Riches SF et al., in their study of 20 patients with mp-MRI found that the combination of two functional parameters showed significant improvement in diagnosing prostatic cancer over use of any parameter alone. However, use of the third parameter did not increase the rate of detection [27]. Rais-Bahrami S et al., in their study of 143 patients found that bp-MRI was better in the detection of prostate malignancy with an AUC of 0.80 (in comparison 0.66 and 0.74 for PSA level and PSA density respectively) [28].
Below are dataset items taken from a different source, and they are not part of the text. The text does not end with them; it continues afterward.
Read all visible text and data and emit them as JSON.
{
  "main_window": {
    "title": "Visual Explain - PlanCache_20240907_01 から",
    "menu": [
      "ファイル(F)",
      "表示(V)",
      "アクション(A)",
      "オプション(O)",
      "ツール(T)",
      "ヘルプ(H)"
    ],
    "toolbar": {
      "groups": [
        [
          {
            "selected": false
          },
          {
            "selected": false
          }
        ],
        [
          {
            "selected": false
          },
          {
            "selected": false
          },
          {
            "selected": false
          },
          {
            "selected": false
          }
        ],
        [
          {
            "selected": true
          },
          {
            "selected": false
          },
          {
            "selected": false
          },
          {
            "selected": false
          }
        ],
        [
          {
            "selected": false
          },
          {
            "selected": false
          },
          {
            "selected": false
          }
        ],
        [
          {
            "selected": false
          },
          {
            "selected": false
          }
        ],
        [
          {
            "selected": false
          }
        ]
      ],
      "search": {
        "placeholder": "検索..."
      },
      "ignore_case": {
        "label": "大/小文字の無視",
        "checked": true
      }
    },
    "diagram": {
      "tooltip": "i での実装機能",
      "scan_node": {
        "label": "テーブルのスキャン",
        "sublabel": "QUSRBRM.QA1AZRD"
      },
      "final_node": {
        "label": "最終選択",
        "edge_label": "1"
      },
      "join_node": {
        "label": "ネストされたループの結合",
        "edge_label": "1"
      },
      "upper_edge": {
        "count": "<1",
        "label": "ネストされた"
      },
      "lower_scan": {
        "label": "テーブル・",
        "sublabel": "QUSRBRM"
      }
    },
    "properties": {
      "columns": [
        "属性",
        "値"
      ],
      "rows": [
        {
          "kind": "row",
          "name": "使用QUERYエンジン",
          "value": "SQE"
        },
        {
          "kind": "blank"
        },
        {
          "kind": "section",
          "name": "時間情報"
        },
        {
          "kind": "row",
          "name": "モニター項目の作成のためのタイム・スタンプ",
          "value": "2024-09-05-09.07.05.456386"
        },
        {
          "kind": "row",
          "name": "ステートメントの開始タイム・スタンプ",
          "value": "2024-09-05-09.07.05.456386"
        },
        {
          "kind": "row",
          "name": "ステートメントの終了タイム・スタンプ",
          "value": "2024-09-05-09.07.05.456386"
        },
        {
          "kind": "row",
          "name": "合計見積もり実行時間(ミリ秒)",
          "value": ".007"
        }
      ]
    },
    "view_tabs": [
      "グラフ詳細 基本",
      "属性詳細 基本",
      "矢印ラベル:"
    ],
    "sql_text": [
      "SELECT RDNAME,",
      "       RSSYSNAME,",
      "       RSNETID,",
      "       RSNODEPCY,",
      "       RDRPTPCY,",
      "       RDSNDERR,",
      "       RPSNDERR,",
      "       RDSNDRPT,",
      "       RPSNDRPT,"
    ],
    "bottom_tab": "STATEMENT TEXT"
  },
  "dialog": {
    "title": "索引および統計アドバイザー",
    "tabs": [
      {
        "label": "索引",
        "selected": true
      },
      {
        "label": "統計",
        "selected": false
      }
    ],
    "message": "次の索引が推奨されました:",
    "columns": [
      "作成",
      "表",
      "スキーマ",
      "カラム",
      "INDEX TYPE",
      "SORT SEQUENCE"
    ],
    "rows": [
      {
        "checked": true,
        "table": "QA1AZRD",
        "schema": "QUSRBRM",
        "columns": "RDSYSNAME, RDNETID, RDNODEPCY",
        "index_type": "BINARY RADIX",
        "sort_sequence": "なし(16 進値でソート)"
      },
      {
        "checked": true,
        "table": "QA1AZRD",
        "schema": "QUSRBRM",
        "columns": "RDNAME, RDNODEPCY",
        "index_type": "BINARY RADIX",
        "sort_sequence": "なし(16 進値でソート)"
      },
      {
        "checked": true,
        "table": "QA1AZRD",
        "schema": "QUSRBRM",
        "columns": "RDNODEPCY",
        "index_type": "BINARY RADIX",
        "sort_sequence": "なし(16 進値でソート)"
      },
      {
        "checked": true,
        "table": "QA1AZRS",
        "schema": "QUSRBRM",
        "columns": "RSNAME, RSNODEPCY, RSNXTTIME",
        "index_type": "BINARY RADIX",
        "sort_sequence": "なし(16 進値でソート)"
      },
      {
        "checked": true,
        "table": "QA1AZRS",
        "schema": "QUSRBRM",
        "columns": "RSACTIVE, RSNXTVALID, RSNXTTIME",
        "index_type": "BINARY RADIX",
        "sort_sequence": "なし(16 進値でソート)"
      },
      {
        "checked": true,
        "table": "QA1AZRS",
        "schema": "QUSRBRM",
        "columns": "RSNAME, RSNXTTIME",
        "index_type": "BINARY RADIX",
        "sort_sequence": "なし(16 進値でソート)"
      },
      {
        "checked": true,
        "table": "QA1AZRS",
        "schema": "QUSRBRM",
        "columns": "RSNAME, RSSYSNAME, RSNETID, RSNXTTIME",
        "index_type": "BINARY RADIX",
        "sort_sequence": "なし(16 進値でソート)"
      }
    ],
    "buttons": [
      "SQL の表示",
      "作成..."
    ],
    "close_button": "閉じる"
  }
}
In our study, sensitivity and specificity (89.5% and 85.7% respectively) of the diagnosis of malignancy based on diffusion restriction were quite good. PPV and NPV were also very acceptable (94.4% and 75% respectively). Though, MRS had good sensitivity and PPV (84.2% and 76.2% respectively), specificity and NPV were poor (28.6% and 40% respectively). Imaging diagnosis based on combining T2, DWI and MRS had higher sensitivity and lower specificity than DWI alone (94.7% and 42.9 % respectively). PPV was lower at 81.8% and there was no change in the NPV (75%). Moreover, these values were the same as that of the results based on T2 signal alone. The diagnostic accuracy of DWI was 88.4 %. Hence, we would like to propose that DWI with ADC is the most important sequence in the mp-MRI and can be used in conjunction with T2 weighted images alone (avoiding MRS and DCE) to save time and cost. This proposal is similar to that made by Scialpi M et al., [29].
Limitation
Smaller sample size and unequal distribution of benign and malignant lesions within the group. We could not establish the cut off value of ADC to differentiate benign and malignant lesions as there was significant overlap of values in both groups.
Conclusion
Of the three functional MRI techniques (DWI, DCE and MRS) used in mp-MRI we sought to assess the accuracy of the non-contrast sequences (DWI and MRS) in identifying and differentiating benign and malignant lesions and found that sensitivity, specificity and predictive values of the diagnosis of malignancy based on diffusion restriction were quite good. Hence, T2 weighted images and DWI with ADC (with or without MRS) can be the workhorse for prostate cancer detection as a shortened mp-MRI and significantly reduce cost and time.